DOMENICA  26.ma  -  C  :  “TRA NOI E VOI E’ STATO FISSATO UN GRANDE ABISSO”

 

     Con la parabola ascoltata, Gesù continua la sua catechesi sull’uso della ricchezza. Gesù ha voluto ricordare che, al termine della vita, avviene un rovesciamento delle situazioni vissute in questa vita: il ricco precipita nell’inferno; il povero è accolto nella gioia del Cielo. Detta così, la parabola potrebbe essere interpretata come una rivincita di Dio – o peggio, come una vendetta di Dio – per far trionfare finalmente la giustizia. Certamente ogni uomo che giunge al capolinea della vita, deve rispondere personalmente davanti a Dio, del bene fatto, o non fatto, e anche del male compiuto. Ma, a richiamare la mia attenzione,  e a creare disagio nei miei pensieri, è la parola “ABISSO”. E’ la parola che mi ha riportato alla memoria una scalata, in cordata, nella mia giovane età. In salita, tutto bene; ma nella discesa mi sentivo letteralmente inceppato: il vuoto e il precipizio che mi stavano davanti agli occhi, mi terrorizzavano. E’ andato tutto bene, se no non sarei qui, ora. Ma quell’abisso posto tra il paradiso e l’inferno mi pone tanti problemi che vorrei condividere.

     Nella parabola ascoltata, il “grande abisso” è frapposto tra il ricco epulone e il povero Lazzaro, che troviamo già al di là della vita: è la distanza non più percorribile tra il paradiso e l’inferno; viene qui annunciato che dopo la morte non è più possibile nessun aggiustamento. Ma la parabola ha anche voluto ricordare che l’abisso del post mortem è già presente ora; perché è nella vita presente che uno sceglie in quale versante dell’abisso vuole collocarsi: se dalla parte dei poveri, o nel versante dei ricchi, nell’unico intento di godersi la vita. Sento dire spesso: “Ha soldi? Beato lui! Sono suoi, se li goda!” Espressioni che scavano quell’abisso che, col tempo, diviene invalicabile. Perché “invalicabile”? Perché questo “godersi la vita” fa chiudere gli occhi e il cuore, per non vedere chi ci vive accanto, nella povertà, nella malattia, nella solitudine. Il ricco non è condannato perché è ricco, ma perché la ricchezza l’ha reso insensibile e indifferente  verso chi soffre e lo ha isolato da tutti. Può essere che questo ricco non manchi mai alla Messa e che perciò si ritenga anche un buon cristiano. Ma il suo peccato è non essersi accorto del povero della porta accanto! Il suo peccato è ascoltare le tragedie che i notiziari TV quotidianamente ci portano in casa e aver concluso col dire: “E io che ci posso fare?”

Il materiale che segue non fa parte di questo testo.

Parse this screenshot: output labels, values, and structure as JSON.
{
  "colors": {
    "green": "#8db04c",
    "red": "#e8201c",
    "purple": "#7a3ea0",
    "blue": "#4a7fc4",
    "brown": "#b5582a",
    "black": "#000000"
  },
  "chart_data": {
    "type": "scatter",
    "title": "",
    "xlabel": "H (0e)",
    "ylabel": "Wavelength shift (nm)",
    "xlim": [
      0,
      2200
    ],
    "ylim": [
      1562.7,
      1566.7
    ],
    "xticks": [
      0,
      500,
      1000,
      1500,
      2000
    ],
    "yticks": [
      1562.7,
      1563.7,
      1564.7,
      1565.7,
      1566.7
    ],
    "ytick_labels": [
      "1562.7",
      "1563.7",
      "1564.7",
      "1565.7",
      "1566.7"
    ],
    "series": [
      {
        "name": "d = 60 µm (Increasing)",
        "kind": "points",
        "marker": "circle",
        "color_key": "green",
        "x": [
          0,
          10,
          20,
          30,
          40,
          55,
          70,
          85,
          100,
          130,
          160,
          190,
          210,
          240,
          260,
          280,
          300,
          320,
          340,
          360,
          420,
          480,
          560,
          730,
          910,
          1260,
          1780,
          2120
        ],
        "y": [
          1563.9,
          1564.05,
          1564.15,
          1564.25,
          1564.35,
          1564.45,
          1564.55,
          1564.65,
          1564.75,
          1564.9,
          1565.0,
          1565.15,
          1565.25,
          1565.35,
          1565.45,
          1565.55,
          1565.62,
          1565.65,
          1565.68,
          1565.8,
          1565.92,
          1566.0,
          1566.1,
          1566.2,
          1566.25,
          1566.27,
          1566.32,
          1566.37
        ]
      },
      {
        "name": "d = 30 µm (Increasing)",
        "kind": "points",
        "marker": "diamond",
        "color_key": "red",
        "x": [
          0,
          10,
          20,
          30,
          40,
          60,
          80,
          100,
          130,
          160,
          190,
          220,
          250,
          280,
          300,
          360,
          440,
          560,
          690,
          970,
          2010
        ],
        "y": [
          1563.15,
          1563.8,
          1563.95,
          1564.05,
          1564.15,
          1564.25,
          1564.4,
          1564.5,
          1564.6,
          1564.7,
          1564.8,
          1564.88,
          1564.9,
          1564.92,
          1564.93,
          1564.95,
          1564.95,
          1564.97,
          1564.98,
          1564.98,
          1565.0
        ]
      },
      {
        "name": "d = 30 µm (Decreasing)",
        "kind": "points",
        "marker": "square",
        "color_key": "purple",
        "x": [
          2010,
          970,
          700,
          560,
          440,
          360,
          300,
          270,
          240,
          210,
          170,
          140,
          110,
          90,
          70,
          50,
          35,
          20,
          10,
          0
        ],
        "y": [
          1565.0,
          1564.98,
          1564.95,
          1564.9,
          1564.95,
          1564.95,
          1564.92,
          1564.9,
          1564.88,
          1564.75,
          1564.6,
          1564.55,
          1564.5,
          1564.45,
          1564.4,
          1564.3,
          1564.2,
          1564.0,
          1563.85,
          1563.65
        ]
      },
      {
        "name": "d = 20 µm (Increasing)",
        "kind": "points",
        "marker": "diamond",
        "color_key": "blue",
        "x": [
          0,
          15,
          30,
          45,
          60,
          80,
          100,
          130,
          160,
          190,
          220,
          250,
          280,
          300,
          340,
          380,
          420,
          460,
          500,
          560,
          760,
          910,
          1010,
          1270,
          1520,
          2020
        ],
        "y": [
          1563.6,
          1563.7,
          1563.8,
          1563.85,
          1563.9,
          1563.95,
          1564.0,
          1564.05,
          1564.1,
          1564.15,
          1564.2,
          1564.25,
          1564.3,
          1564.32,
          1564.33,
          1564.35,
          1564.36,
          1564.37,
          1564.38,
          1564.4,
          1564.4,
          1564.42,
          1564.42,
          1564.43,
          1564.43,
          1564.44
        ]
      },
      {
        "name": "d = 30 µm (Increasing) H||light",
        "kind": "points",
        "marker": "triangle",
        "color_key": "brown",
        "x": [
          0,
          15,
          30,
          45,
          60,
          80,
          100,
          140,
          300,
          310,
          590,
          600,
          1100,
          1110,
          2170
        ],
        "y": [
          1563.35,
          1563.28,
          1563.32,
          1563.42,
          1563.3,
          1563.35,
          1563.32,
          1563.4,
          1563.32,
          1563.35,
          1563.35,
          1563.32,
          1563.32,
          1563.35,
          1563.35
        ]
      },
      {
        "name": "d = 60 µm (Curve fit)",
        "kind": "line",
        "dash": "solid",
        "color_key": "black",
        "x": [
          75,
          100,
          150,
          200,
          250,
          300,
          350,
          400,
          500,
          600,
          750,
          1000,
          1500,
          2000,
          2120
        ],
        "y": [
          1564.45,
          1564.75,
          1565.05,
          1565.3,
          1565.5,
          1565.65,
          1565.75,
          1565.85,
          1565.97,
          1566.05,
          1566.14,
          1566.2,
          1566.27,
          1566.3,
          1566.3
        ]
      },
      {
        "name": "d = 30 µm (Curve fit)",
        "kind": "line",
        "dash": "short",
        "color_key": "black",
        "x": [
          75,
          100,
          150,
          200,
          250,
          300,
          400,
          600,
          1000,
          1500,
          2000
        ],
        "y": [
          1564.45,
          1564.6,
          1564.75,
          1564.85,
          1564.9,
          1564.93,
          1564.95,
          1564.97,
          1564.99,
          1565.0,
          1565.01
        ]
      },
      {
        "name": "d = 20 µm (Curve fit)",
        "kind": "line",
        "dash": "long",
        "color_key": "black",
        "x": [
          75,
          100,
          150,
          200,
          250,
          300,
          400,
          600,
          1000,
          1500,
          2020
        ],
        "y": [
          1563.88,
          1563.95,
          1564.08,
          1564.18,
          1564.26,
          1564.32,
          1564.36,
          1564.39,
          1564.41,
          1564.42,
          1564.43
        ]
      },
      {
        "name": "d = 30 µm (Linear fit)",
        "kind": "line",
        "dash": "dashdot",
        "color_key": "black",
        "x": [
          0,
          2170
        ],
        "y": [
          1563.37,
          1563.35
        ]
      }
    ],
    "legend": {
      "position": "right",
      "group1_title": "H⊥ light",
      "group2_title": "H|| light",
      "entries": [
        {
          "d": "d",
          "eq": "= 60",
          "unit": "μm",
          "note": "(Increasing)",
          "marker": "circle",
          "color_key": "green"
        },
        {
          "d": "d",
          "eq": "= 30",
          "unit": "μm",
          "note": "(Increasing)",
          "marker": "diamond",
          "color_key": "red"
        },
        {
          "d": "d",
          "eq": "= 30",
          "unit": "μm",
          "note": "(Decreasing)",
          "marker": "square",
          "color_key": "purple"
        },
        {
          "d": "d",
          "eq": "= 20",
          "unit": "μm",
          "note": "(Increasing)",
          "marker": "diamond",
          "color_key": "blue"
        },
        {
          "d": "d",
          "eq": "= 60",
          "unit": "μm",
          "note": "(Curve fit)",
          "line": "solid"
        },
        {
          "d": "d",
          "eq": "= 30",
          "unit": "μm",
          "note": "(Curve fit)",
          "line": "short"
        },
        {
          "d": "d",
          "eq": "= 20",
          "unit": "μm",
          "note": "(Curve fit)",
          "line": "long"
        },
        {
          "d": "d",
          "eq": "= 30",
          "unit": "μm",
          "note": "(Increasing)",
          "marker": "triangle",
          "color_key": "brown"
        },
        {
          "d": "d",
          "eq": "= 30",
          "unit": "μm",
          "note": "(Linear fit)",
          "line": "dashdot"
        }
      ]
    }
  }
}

     Allora cominciamo a capire che questo “grande abisso” non è voragine tra due pendii scoscesi, ma è il vuoto che l’uomo ha prodotto nel suo cuore, per escludersi dagli altri, per godere, da solo, dei suoi beni. Ma Gesù avverte che, il non fare nulla per gli altri, è male, tanto quanto umiliare e commettere soprusi  e ingiustizie. Il peccato del ricco della parabola è di aver visto quel poveraccio e di non aver fatto niente per soccorrerlo. E’ lo stesso peccato commesso dal sacerdote e dal levita che, a Gerico, videro il poveretto malconcio e hanno tirato diritto. E, badate bene: in questo discorso, non è importante la consistenza della ricchezza; il cuore non va a peso; va a misura d’amore! E allora dobbiamo chiederci: Quanto sappiamo amare? Quanto sappiamo mettere a servizio degli altri il nostro tempo e il nostro impegno? Il ricco della parabola è vissuto senza compassione. Il suo peccato è di non aver fatto nulla per soccorrere il povero, l’ammalato, l’indifeso; il suo peccato è l’indifferenza verso Dio che abita nel povero.  Papa Francesco ha più volte ripetuto che la carne e le piaghe del povero sono carne e piaghe di Dio!   

C’è allora una lezione da apprendere subito: Apriamo bene gtli occhi; guardiamoci attorno per accorgerci di quelli che attendono un aiuto. La solidarietà non è un optional. Benedetti quei genitori che danno l’esempio di  come si aprono le mani per soccorrere quelli che sono nel bisogno. Per lo più, i poveri non bussano alla porta; attendono, come Lazzaro, sulla soglia per raccogliere qualche avanzo, Educhiamoci, fratelli, l’un l’altro al dono, così che, questo clima di generosità, renda le nostre case il luogo dove è possibile realizzare il Regno di Dio,cioè la nuova società dell’amore, coprendo con l’amore il vuoto e l’abisso che vorrebbe separarci, per l’eternità, dai poveri e da Dio.  Amen.